Hey Simply Insiders, we have a sweet guest post today from our friends Jake and Melissa Kircher. Read up!
Whatever you call it: volunteering, serving, a two-for-one, ministering, or just plain old helping out…the spouse of a youth pastor is often expected to jump into the ministry world with both feet. Sometimes this works well for a couple, and their marriage thrives in this type of environment. But there are also plenty of spouses who feel forced into youth ministry roles that don’t mesh with their personalities, talents, and/or spiritual gifts.
So does the spouse of a youth pastor have to serve in the youth group?
Well no. And yes. No, you don’t have to be the volunteer equivalent of your youth pastor spouse, but you do need to fully support their ministry. You’re in this marriage thing together, and so you must be in agreement about major life goals and decisions. And as any youth pastor will tell you: Youth ministry is a way of life!
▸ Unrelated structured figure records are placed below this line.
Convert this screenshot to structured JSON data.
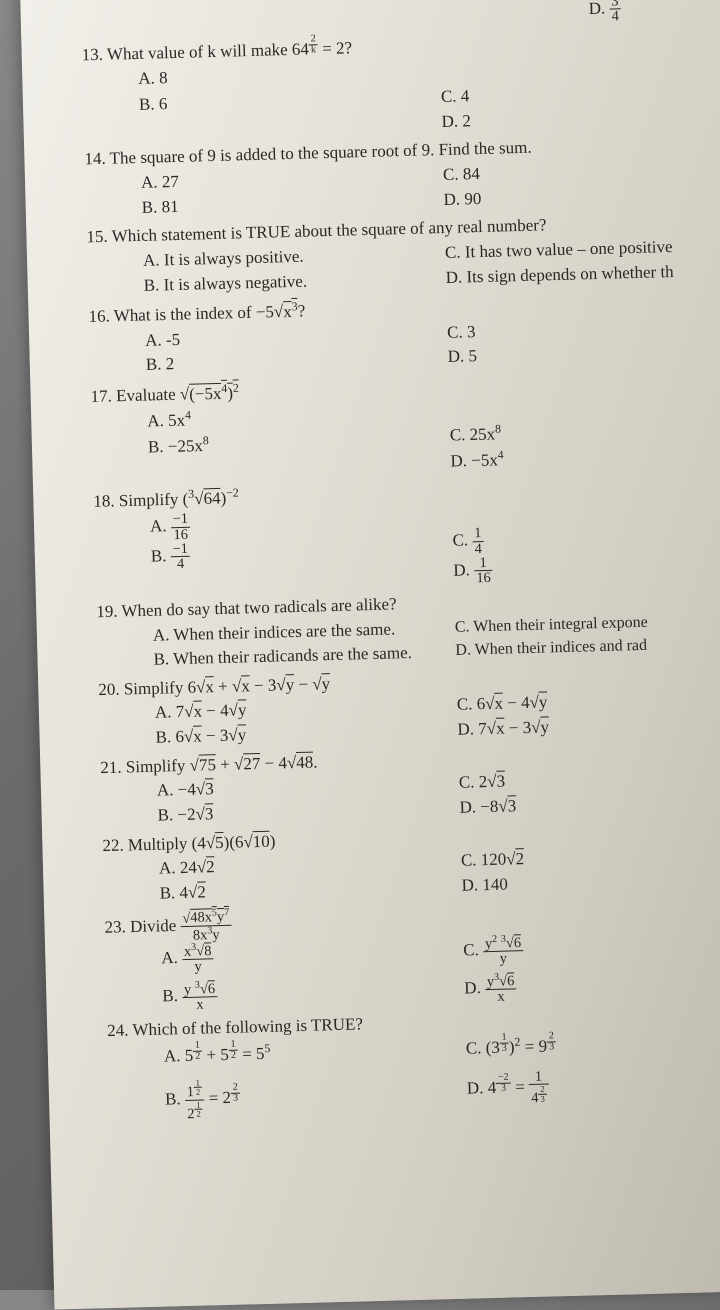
{
  "q13": {
    "d_top": "D. <span class='frac'><span class='t'>3</span><span class='b'>4</span></span>",
    "stem": "13. What value of k will make 64<sup><span class='frac'><span class='t'>2</span><span class='b'>k</span></span></sup> = 2?",
    "A": "A. 8",
    "B": "B. 6",
    "C": "C. 4",
    "D": "D. 2"
  },
  "q14": {
    "stem": "14. The square of 9 is added to the square root of 9. Find the sum.",
    "A": "A. 27",
    "B": "B. 81",
    "C": "C. 84",
    "D": "D. 90"
  },
  "q15": {
    "stem": "15. Which statement is TRUE about the square of any real number?",
    "A": "A. It is always positive.",
    "B": "B. It is always negative.",
    "C": "C. It has two value – one positive",
    "D": "D. Its sign depends on whether th"
  },
  "q16": {
    "stem": "16. What is the index of −5√<span class='sqrt'>x<sup>3</sup></span>?",
    "A": "A. -5",
    "B": "B. 2",
    "C": "C. 3",
    "D": "D. 5"
  },
  "q17": {
    "stem": "17. Evaluate √<span class='sqrt'>(−5x<sup>4</sup>)<sup>2</sup></span>",
    "A": "A. 5x<sup>4</sup>",
    "B": "B. −25x<sup>8</sup>",
    "C": "C. 25x<sup>8</sup>",
    "D": "D. −5x<sup>4</sup>"
  },
  "q18": {
    "stem": "18. Simplify (<sup>3</sup>√<span class='sqrt'>64</span>)<sup>−2</sup>",
    "A": "A. <span class='frac'><span class='t'>−1</span><span class='b'>16</span></span>",
    "B": "B. <span class='frac'><span class='t'>−1</span><span class='b'>4</span></span>",
    "C": "C. <span class='frac'><span class='t'>1</span><span class='b'>4</span></span>",
    "D": "D. <span class='frac'><span class='t'>1</span><span class='b'>16</span></span>"
  },
  "q19": {
    "stem": "19. When do say that two radicals are alike?",
    "A": "A. When their indices are the same.",
    "B": "B. When their radicands are the same.",
    "C": "C. When their integral expone",
    "D": "D. When their indices and rad"
  },
  "q20": {
    "stem": "20. Simplify 6√<span class='sqrt'>x</span> + √<span class='sqrt'>x</span> − 3√<span class='sqrt'>y</span> − √<span class='sqrt'>y</span>",
    "A": "A. 7√<span class='sqrt'>x</span> − 4√<span class='sqrt'>y</span>",
    "B": "B. 6√<span class='sqrt'>x</span> − 3√<span class='sqrt'>y</span>",
    "C": "C. 6√<span class='sqrt'>x</span> − 4√<span class='sqrt'>y</span>",
    "D": "D. 7√<span class='sqrt'>x</span> − 3√<span class='sqrt'>y</span>"
  },
  "q21": {
    "stem": "21. Simplify √<span class='sqrt'>75</span> + √<span class='sqrt'>27</span> − 4√<span class='sqrt'>48</span>.",
    "A": "A. −4√<span class='sqrt'>3</span>",
    "B": "B. −2√<span class='sqrt'>3</span>",
    "C": "C. 2√<span class='sqrt'>3</span>",
    "D": "D. −8√<span class='sqrt'>3</span>"
  },
  "q22": {
    "stem": "22. Multiply (4√<span class='sqrt'>5</span>)(6√<span class='sqrt'>10</span>)",
    "A": "A. 24√<span class='sqrt'>2</span>",
    "B": "B. 4√<span class='sqrt'>2</span>",
    "C": "C. 120√<span class='sqrt'>2</span>",
    "D": "D. 140"
  },
  "q23": {
    "stem": "23. Divide <span class='frac'><span class='t'>√<span class='sqrt'>48x<sup>5</sup>y<sup>7</sup></span></span><span class='b'>8x<sup>3</sup>y</span></span>",
    "A": "A. <span class='frac'><span class='t'>x<sup>3</sup>√<span class='sqrt'>8</span></span><span class='b'>y</span></span>",
    "B": "B. <span class='frac'><span class='t'>y <sup>3</sup>√<span class='sqrt'>6</span></span><span class='b'>x</span></span>",
    "C": "C. <span class='frac'><span class='t'>y<sup>2</sup> <sup>3</sup>√<span class='sqrt'>6</span></span><span class='b'>y</span></span>",
    "D": "D. <span class='frac'><span class='t'>y<sup>3</sup>√<span class='sqrt'>6</span></span><span class='b'>x</span></span>"
  },
  "q24": {
    "stem": "24. Which of the following is TRUE?",
    "A": "A. 5<sup><span class='frac'><span class='t'>1</span><span class='b'>2</span></span></sup> + 5<sup><span class='frac'><span class='t'>1</span><span class='b'>2</span></span></sup> = 5<sup>5</sup>",
    "B": "B. <span class='frac'><span class='t'>1<sup><span class='frac'><span class='t'>1</span><span class='b'>2</span></span></sup></span><span class='b'>2<sup><span class='frac'><span class='t'>1</span><span class='b'>2</span></span></sup></span></span> = 2<sup><span class='frac'><span class='t'>2</span><span class='b'>3</span></span></sup>",
    "C": "C. (3<sup><span class='frac'><span class='t'>1</span><span class='b'>3</span></span></sup>)<sup>2</sup> = 9<sup><span class='frac'><span class='t'>2</span><span class='b'>3</span></span></sup>",
    "D": "D. 4<sup><span class='frac'><span class='t'>−2</span><span class='b'>3</span></span></sup> = <span class='frac'><span class='t'>1</span><span class='b'>4<sup><span class='frac'><span class='t'>2</span><span class='b'>3</span></span></sup></span></span>"
  }
}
What does this mean practically? It means that each spouse has unique gifts, talents, and abilities and should use them accordingly. If the non-ministry spouse doesn’t feel they are supposed to work with youth, this should be communicated to church leadership. The spouse can then integrate into the church in a different area. The church’s governing bodies must support this, or it will lead to numerous issues both in the ministry and in your marriage. Take it from us; we learned this lesson the hard way.
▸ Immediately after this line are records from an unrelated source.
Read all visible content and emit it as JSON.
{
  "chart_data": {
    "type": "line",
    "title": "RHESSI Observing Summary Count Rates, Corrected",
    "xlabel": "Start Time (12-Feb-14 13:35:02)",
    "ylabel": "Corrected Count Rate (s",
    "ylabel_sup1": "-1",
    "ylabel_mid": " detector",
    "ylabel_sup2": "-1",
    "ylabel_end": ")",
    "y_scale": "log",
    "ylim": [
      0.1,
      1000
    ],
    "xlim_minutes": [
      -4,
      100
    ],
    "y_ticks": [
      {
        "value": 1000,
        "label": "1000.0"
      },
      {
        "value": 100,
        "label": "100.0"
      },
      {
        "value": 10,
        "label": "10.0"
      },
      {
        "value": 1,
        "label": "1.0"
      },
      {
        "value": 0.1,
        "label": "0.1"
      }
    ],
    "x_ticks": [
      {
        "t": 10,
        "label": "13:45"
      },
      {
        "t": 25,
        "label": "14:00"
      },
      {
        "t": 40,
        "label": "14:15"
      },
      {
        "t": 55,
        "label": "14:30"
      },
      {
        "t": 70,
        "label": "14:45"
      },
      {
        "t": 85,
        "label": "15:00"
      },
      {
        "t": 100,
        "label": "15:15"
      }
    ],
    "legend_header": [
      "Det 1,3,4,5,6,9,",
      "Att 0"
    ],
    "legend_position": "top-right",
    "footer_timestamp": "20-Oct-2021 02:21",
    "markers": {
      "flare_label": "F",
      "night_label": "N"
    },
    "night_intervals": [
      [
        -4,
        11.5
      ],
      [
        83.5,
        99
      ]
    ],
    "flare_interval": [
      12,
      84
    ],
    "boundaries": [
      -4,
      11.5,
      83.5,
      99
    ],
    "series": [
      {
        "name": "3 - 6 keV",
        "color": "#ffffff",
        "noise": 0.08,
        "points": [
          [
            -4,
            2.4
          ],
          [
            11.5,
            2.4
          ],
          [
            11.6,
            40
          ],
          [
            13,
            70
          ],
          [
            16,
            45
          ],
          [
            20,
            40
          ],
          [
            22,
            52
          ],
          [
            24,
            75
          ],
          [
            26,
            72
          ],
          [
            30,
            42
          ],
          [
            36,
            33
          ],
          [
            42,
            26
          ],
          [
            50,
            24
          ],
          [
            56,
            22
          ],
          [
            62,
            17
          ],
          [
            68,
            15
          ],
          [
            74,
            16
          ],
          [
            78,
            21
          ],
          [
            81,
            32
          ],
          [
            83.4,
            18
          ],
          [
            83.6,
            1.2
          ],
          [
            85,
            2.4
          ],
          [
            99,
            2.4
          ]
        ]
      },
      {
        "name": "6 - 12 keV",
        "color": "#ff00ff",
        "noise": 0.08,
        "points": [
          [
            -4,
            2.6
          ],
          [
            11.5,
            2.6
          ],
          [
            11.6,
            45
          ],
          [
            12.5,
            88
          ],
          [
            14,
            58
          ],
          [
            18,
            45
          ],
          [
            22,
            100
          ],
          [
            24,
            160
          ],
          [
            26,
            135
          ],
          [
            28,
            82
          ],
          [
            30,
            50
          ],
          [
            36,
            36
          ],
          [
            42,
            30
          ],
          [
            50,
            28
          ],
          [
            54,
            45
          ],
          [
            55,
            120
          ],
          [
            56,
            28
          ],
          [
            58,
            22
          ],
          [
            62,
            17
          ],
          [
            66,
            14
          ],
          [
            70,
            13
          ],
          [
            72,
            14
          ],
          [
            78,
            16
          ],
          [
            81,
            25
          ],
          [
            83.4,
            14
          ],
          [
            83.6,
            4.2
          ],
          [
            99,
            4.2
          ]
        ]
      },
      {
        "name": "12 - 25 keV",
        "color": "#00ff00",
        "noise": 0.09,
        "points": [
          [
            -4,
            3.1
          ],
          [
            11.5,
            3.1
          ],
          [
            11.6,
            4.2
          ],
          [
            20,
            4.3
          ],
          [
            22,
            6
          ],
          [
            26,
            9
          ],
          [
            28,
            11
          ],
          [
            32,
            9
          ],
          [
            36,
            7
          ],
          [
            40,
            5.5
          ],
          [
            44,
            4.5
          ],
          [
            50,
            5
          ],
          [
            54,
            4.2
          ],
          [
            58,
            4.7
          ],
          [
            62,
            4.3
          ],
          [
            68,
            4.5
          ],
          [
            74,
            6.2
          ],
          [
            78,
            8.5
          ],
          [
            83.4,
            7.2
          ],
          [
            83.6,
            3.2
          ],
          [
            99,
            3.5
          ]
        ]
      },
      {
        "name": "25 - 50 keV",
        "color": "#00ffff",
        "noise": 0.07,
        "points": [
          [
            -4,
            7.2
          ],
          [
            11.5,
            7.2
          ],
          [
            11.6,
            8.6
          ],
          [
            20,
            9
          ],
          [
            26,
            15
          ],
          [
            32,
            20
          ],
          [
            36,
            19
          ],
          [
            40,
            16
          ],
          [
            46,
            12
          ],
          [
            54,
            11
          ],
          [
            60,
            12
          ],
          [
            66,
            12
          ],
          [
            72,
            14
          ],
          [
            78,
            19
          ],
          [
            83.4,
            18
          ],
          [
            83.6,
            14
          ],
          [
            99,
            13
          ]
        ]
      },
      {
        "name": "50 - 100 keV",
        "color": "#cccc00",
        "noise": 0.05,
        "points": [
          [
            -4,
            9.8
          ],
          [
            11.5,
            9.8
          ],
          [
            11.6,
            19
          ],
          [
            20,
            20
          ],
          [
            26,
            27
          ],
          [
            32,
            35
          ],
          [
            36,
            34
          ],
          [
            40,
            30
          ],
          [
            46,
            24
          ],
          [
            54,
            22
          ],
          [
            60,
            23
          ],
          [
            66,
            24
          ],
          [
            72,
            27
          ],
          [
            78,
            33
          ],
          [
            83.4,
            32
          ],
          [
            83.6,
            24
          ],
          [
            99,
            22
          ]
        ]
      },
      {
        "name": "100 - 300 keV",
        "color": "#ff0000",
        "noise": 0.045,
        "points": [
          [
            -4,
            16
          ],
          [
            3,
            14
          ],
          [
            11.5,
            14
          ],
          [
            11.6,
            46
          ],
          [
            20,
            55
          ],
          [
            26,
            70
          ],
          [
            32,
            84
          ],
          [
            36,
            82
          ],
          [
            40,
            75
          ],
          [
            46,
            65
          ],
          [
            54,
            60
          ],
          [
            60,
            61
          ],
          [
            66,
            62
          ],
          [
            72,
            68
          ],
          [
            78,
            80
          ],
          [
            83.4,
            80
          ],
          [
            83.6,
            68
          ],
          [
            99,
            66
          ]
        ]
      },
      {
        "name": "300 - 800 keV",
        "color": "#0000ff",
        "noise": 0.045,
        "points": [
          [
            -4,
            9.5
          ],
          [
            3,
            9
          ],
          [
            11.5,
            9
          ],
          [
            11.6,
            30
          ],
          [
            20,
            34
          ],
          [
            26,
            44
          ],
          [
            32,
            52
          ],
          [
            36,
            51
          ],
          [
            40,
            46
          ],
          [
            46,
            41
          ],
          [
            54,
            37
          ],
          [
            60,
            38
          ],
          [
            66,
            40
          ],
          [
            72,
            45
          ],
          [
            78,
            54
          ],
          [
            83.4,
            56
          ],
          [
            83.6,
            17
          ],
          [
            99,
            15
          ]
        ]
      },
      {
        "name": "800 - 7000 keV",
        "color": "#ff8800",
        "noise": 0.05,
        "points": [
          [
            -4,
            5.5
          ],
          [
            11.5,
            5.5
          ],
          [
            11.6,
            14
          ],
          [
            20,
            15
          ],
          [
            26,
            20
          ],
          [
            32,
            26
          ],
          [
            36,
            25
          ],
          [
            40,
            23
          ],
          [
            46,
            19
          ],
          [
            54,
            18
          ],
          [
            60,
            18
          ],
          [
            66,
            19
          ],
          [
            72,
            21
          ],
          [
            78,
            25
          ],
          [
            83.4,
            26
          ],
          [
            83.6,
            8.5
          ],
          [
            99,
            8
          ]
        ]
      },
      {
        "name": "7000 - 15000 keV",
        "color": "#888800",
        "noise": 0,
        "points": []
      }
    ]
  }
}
But the non-ministry spouse should be supportive of the youth group—even if he or she isn’t a regular volunteer. They need to be on board with the job and all of its ever-changing demands, quirky hours, and challenging students. These kids will be a part of your life as a married couple, no matter what, and just because you’re not a youth leader doesn’t mean that you can check out of church life. Figure out ways that you can interact with youth groupers and also be yourself. Maybe this means mentoring one girl or boy. Maybe it means bringing your own children with you to youth group once a month. Or simply having a teenager and his/her family over for dinner when the opportunity arises.
You have to be yourself, even if that’s not a youth worker. But you also have to love, support, and embrace the fact that youth ministry will definitely be a part of your life.